The US on Friday sanctioned 10 North Korean government officials and three organisations, including Pyongyang’s primary intelligence agency and state-run arms dealer, in what the White House described as an opening move in the response to the Sony cyber attack.

The sanctions might have only a limited effect, as North Korea already is under tough US and international sanctions over its nuclear and missile programmes. President Barack Obama also warned Pyongyang that the US was considering whether to put North Korea back on its list of state sponsors of terrorism, which could jeopardise aid to the country on a global scale.

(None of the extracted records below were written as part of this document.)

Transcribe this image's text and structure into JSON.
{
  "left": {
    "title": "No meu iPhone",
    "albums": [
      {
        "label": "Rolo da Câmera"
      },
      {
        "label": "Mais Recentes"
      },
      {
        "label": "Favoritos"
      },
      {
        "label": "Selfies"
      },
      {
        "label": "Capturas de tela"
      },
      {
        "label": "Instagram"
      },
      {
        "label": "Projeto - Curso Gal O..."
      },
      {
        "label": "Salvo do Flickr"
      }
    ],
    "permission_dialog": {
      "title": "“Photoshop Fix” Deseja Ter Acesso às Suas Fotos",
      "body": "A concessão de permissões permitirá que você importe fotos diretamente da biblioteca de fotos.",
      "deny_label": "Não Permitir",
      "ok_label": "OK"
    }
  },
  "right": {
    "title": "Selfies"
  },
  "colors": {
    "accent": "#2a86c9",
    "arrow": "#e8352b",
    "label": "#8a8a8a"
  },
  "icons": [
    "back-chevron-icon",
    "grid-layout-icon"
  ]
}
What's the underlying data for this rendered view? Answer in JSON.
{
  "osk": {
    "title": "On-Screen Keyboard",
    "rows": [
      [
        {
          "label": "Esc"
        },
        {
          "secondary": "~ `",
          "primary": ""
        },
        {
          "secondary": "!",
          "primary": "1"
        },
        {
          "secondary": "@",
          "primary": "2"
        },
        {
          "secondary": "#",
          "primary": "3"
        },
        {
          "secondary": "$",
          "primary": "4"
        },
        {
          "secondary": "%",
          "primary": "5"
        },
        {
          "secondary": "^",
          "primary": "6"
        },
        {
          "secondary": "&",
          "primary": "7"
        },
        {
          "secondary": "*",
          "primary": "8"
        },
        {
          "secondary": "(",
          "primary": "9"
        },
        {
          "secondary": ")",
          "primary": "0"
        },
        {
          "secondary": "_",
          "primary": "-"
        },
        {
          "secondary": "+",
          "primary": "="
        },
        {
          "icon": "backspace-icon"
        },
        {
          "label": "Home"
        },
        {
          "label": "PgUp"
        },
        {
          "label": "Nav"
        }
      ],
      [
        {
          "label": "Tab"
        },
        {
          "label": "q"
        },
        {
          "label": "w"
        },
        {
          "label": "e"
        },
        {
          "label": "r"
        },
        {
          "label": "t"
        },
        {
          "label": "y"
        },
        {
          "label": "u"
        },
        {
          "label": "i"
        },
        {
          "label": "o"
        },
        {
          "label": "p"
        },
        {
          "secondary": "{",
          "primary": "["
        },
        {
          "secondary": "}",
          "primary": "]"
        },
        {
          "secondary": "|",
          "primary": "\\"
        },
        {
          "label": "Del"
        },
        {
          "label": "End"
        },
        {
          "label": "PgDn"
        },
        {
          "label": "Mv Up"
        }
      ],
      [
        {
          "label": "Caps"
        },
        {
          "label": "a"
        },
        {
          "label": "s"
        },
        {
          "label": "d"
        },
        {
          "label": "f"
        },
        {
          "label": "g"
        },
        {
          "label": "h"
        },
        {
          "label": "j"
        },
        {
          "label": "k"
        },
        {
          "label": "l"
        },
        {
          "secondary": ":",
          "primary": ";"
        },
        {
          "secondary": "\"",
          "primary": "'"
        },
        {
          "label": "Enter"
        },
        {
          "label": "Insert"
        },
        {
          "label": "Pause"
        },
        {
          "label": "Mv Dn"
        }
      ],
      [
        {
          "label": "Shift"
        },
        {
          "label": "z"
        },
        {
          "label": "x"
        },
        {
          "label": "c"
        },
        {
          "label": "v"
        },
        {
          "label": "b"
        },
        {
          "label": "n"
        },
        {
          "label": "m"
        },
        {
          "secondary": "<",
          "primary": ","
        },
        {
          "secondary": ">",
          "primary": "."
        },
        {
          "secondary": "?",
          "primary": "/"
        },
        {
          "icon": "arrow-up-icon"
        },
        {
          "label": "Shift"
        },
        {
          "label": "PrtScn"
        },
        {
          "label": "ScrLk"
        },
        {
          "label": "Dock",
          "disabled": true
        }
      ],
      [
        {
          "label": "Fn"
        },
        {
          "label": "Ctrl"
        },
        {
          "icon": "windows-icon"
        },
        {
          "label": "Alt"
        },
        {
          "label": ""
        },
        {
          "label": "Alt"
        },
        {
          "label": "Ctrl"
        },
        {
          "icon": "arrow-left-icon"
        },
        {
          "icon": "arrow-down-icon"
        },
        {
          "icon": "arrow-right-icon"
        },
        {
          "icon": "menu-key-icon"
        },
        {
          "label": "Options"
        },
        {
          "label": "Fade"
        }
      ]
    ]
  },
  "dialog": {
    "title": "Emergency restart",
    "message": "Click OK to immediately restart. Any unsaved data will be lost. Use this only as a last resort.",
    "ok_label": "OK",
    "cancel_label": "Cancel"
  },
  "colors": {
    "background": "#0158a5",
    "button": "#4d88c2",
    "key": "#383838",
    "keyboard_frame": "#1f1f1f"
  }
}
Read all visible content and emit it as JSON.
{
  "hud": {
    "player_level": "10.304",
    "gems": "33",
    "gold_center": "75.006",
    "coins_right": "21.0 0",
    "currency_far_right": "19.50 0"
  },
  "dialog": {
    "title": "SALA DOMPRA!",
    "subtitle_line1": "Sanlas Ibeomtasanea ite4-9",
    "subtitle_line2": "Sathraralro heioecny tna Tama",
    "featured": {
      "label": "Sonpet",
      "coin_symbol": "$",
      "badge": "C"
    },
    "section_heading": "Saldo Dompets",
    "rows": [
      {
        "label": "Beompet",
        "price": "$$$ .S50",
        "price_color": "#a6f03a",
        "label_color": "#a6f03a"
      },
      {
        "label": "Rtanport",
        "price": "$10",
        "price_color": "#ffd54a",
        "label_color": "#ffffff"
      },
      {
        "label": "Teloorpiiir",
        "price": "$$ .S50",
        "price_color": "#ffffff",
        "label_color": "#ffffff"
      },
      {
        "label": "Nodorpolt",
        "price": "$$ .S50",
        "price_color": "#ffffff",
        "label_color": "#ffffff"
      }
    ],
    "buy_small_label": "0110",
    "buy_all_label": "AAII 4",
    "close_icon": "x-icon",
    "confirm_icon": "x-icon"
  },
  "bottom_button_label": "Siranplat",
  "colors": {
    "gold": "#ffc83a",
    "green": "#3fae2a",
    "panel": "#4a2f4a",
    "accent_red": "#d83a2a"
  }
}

US officials portrayed the sanctions as a swift, decisive response to North Korean behaviour that they said had gone far over the line. Never before has the US imposed sanctions on another nation in direct retaliation for a cyber attack on an American company.

There have been doubts in the cyber community about the extent of North Korea’s involvement. Many experts have said it is possible that hackers or even Sony insiders could be the culprits, and questioned how the FBI can point the finger so conclusively.

The 10 North Koreans singled out for sanctions did not necessarily have anything to do with the attack on Sony, senior US officials said. Anyone who works for or helps North Korea’s government is now fair game, especially North Korea’s defence sector and spying operations, they said.

Sony initially decided to call off the film’s release after cinemas decided not to show it. After Mr Obama criticised that decision, Sony released the movie in limited cinemas and online.

Questions remain about who was behind a near 10-hour shutdown of North Korean websites. The United States never said whether it was responsible, but North Korea’s powerful National Defence Commission blamed the US and hurled racial slurs at Mr Obama, calling him a reckless “monkey in a tropical forest”.